Ida glanced around with interest. “This is…different.”
He glanced down the empty corridor where various open doors showed the lack of inhabitants.
The goblin pony would have the first stall when it arrived, filled to a plush depth with meadow straw and sweetgrass.
The vanilla fragrance filled the place. He led the way to the end of the breezeway where a larger room had been carved into the rock and pushed the door open.
“When I used to ride Napoleon here, back when he was alive, I sometimes stayed here. Dragons love to give parties for visiting dignitaries. They can be…intense. One needs a break sometimes. These are supposed to be the groom’s quarters. ”
They were roomy, if more spartan than the rooms dragons kept for important guests. But the bed looked inviting, and it still smelled of lavender and sweetgrass when he pulled the sheet back. Immediately upon entry, a tiny candle in the room lit up.
“A candle in a stable?” Ida asked, watching the light fill the space.
“It’s everlasting flame. I conjured it to be safe. Fire is sacred to the dragons. Whenever there’s a fire in a house or a heart, it becomes magic—”
He didn’t get any further. Ida pulled him down and kissed him.
The candle flickered brightly, burned hot and hard, blazing against the wall.

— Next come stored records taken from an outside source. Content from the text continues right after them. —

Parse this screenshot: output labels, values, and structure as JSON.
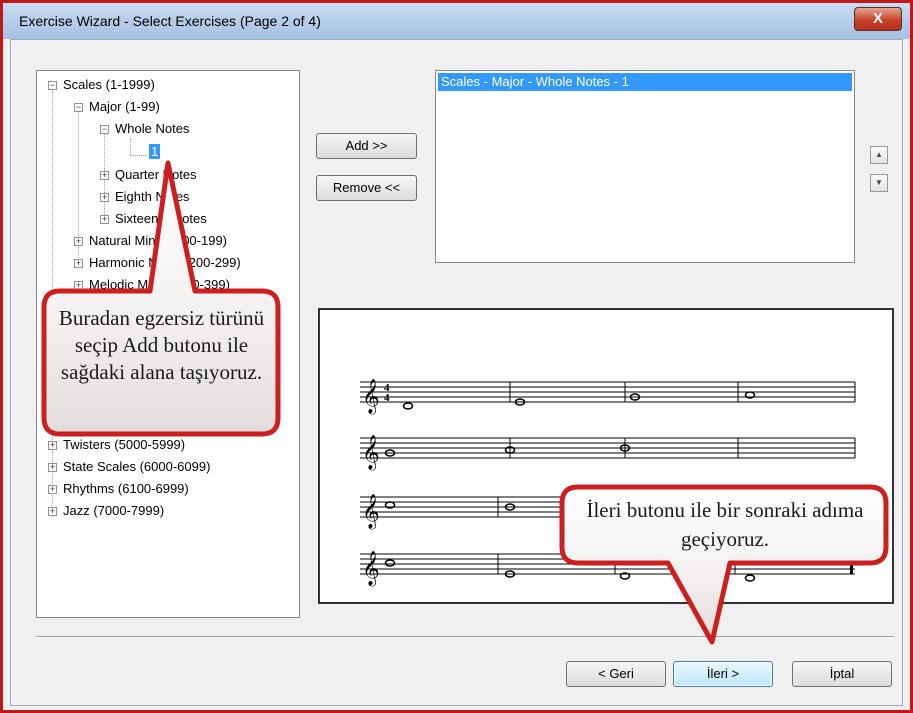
{
  "window": {
    "title": "Exercise Wizard - Select Exercises (Page 2 of 4)",
    "close_label": "X"
  },
  "tree": {
    "items": [
      {
        "label": "Scales (1-1999)",
        "state": "expanded"
      },
      {
        "label": "Major (1-99)",
        "state": "expanded"
      },
      {
        "label": "Whole Notes",
        "state": "expanded"
      },
      {
        "label": "1",
        "state": "leaf",
        "selected": true
      },
      {
        "label": "Quarter Notes",
        "state": "collapsed"
      },
      {
        "label": "Eighth Notes",
        "state": "collapsed"
      },
      {
        "label": "Sixteenth Notes",
        "state": "collapsed"
      },
      {
        "label": "Natural Minor (100-199)",
        "state": "collapsed"
      },
      {
        "label": "Harmonic Minor (200-299)",
        "state": "collapsed"
      },
      {
        "label": "Melodic Minor (300-399)",
        "state": "collapsed"
      },
      {
        "label": "Twisters (5000-5999)",
        "state": "collapsed"
      },
      {
        "label": "State Scales (6000-6099)",
        "state": "collapsed"
      },
      {
        "label": "Rhythms (6100-6999)",
        "state": "collapsed"
      },
      {
        "label": "Jazz (7000-7999)",
        "state": "collapsed"
      }
    ]
  },
  "buttons": {
    "add": "Add >>",
    "remove": "Remove <<",
    "back": "< Geri",
    "next": "İleri >",
    "cancel": "İptal"
  },
  "selected_list": {
    "items": [
      "Scales  - Major  - Whole Notes - 1"
    ]
  },
  "callouts": {
    "left": "Buradan egzersiz türünü seçip Add butonu ile sağdaki alana taşıyoruz.",
    "right": "İleri butonu ile bir sonraki adıma geçiyoruz."
  },
  "colors": {
    "selection": "#3399ff",
    "callout_border": "#cc1f1f",
    "window_border": "#c01818"
  }
}
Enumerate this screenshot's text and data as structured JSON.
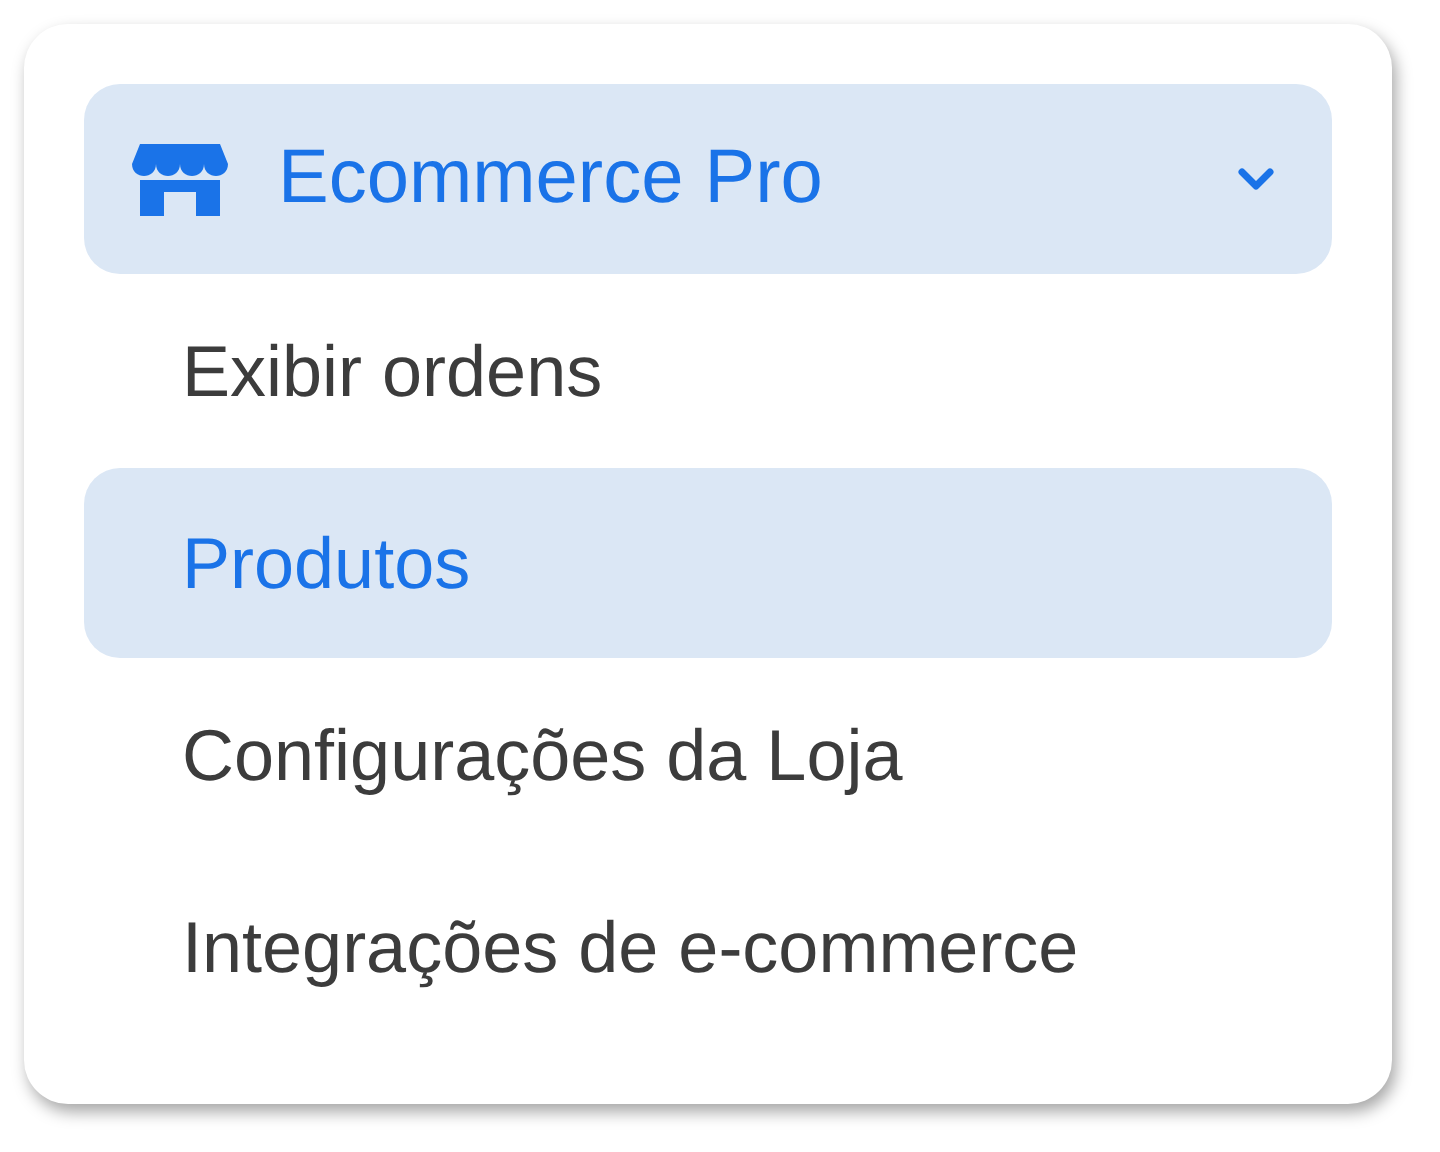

How could he have ever missed how beautiful she was, her eyes so bright, her curiously changeable hair curling over her shoulders.
He reached, trembling, and undid the clips holding it all back.
She undressed him slowly, sliding her hands beneath his robe. It dropped down to his ankles. “Well, I see you like to keep things well-aired.”
He flushed, feeling the heat all through his arms, chest, and groin. “I took a bath. I didn’t feel like putting on my dirty things afterward.”
“Me either.” She eased his hands underneath the shoulders of her robe. He slipped the fabric down to her waist. The warm light cast shadows over all the lovely places he wanted to be. But there was one thing he had to do, had to say.
“Ida. I’ve never had sex before. I mean, I have studied the procedure—”
She cupped his cheek with one hand and planted a kiss on his lips, long, lingering. Her warm skin pressed against his, and he sighed and wrapped his arms around her, pulling her against him.
“It’s been a long time for me too,” she said.
“How long?”
“A very, very long time.” She laughed. “And it’s been a long time since I studied the procedure too.”
He choked on a laugh. “We’re supposed to be in charge of Happily-Ever-After, and neither of us knows how to make love.” He kissed the top of her head, pressing his nose into her sweet-smelling hair. Roses. Red roses. He drew in the scent, and all fear left him.
“I don’t know about that,” Ida whispered. “Let’s find out how much we do know.”
He pulled her down into the bed with him.